Mogelijke complicaties

Zoals bij elke heelkundige ingreep kunnen er uiteraard sommige complicaties optreden. Deze worden uiteraard tot een minimum beperkt door middel van alle voorzorgen die tijdens en na de ingreep worden genomen.

  • Stijfheid

Soms kan een stijfheid van het gewricht optreden door middel van reactie van het gewrichtskapsel op de ingreep, waardoor langdurige revalidatie nodig zal zijn om een normale mobiliteit te herwinnen. Deze zogeheten “frozen shoulder” (bevroren schouder) wordt door middel van langdurige kinesitherapie behandeld.

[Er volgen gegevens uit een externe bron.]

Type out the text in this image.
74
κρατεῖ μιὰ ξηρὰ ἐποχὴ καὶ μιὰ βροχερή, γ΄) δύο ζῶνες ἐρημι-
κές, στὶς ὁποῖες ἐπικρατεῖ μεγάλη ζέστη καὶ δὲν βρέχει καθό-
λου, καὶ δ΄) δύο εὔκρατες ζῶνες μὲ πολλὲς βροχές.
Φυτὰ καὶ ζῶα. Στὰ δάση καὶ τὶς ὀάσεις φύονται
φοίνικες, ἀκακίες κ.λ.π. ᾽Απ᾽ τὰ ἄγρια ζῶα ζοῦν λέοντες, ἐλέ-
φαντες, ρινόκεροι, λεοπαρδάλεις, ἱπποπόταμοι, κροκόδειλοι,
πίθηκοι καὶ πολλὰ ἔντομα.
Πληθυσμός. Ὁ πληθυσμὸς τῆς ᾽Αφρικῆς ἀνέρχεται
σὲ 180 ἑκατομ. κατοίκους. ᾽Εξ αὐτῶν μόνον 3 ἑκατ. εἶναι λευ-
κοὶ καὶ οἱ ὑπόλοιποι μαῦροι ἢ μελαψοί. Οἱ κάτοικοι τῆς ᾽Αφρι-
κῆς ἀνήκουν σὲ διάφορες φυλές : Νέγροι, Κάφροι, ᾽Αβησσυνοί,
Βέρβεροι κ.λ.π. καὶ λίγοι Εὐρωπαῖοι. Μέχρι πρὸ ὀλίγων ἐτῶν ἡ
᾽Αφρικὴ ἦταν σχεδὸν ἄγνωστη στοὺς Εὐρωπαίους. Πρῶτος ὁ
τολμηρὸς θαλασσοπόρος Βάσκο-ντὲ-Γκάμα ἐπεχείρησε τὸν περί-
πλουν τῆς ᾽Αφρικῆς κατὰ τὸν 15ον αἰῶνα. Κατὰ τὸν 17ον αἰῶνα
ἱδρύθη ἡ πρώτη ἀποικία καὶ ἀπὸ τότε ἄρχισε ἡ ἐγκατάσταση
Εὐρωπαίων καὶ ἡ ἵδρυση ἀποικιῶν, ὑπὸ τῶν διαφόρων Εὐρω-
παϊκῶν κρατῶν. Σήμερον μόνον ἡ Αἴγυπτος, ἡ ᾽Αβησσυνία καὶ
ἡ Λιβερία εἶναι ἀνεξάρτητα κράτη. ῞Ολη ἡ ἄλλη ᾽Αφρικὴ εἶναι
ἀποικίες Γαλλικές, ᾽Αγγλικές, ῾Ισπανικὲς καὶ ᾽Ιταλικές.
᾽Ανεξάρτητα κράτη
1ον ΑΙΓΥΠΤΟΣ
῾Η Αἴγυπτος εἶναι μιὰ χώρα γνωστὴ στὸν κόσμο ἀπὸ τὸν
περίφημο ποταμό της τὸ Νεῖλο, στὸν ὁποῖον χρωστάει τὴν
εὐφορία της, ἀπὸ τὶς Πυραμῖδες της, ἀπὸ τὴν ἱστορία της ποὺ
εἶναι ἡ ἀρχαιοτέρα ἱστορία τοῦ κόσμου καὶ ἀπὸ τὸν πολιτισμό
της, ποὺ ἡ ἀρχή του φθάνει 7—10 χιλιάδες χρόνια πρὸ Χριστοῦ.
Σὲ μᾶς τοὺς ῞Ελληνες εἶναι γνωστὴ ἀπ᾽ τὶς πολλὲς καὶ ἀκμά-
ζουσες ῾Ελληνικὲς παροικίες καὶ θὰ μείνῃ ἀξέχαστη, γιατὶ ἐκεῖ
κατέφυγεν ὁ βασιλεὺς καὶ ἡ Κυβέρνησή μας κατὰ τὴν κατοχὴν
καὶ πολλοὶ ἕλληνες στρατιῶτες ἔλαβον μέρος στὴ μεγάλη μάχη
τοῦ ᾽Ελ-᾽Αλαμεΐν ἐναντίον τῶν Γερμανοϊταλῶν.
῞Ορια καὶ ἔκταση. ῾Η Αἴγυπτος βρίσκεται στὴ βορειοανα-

  • Loskomen van het kunstligament

Soms kan na een verkeerde beweging of een zware inspanning die te vroeg wordt uitgevoerd, het kunstligament loskomen waardoor er opnieuw een trapstand ontstaat van het acromio-claviculair gewricht. Op dat ogenblik zal in samenspraak met uw chirurg beslist worden welke verdere stappen moeten ondernomen worden. Soms is een nieuwe ingreep dan noodzakelijk.

  • Infectie

Zoals na elke ingreep kan er soms infectie optreden van de wonde. Dit wordt uiteraard tot een minimum beperkt door middel van goede wondzorg en een aseptisch verband dat liefst zo weinig mogelijk ververst wordt tot het ogenblik dat de haakjes of draadjes verwijderd moeten worden.